Co-directed by Moranis and Thomas (who also co-wrote the script with Steve De Jarnatt, who would go on to create the cult favorite Miracle Mile), Strange Brew is a supremely silly movie but, unlike those aforementioned SNL films, it proves to be a surprisingly smart one as well. The narrative may seem ramshackle but it is based on solid underpinnings—in case some of the names and plot developments mentioned above did not trigger anything in your mind, the basic story is essentially a loose riff on no less a property than William Shakespeare’s Hamlet, with the McKenzie brothers serving as the cheerfully addled equivalents to Rosencrantz & Guildenstern. The film also benefits from the decision to cast the usually serious-minded von Sydow as the evil Brewmeister—although his part is just as ridiculous as the rest, he correctly approaches the role with as much seriousness as he can muster throughout and he makes the part even funnier than it probably would have been if it had been filled with a more overtly comedic actor.
As filmmakers, Moranis and Thomas aren’t exactly reinventing the wheel, but they manage to give the proceedings the kind of loose, improvisatory feel that made the original SCTV skits so winning. Their on-camera byplay is also a thing of joy to watch as well: even though they were meant to represent Canadian culture at its clunkiest, they prove to be a winning team. My guess is that neither Moranis nor Thomas would rate these particular characters especially high among those they have created and played over the years but they prove to be so endearing that it is no wonder that these are the ones that captured the fancy of the public the most.

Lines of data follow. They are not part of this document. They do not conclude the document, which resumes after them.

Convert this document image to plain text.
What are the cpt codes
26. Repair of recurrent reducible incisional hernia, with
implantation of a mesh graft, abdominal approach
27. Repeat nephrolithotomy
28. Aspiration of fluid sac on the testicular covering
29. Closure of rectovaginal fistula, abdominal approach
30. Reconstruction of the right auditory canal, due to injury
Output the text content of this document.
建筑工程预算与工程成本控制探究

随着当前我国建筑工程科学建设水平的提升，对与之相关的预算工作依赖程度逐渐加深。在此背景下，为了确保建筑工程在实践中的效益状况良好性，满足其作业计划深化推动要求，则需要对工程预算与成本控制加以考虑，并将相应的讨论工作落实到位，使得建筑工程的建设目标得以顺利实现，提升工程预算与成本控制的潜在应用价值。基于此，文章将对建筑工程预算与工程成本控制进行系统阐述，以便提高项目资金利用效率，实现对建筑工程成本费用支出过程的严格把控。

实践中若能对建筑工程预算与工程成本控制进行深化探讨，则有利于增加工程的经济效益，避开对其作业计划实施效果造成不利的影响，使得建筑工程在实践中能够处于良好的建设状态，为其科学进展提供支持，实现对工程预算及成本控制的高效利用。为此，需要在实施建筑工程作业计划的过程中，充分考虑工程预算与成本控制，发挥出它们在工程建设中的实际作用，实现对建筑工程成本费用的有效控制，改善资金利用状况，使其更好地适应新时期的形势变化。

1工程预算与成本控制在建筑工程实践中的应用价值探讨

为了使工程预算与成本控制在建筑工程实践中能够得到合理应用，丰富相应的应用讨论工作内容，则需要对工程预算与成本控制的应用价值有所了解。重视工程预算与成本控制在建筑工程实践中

When Strange Brew came out at the tail end of the summer of 1983, it was a modest box-office success and quickly developed a cult following. There’s no shortage of knockabout comedies starring goofy guys doing silly things but unlike a lot of those films, this one relies more on cleverness and wit over sheer outrageousness. Even the jokes that rely on gross-out humor (most notably when Bob is forced to drink an entire vat of beer that swells him to Mr. Creosote dimensions before he saves the day by recycling it to put out a fire) are handled with a sense of tact and decorum that is a rarity these days. While Strange Brew may not quite be a classic—at least in the sense that SCTV was a classic—it is still a real beauty, eh?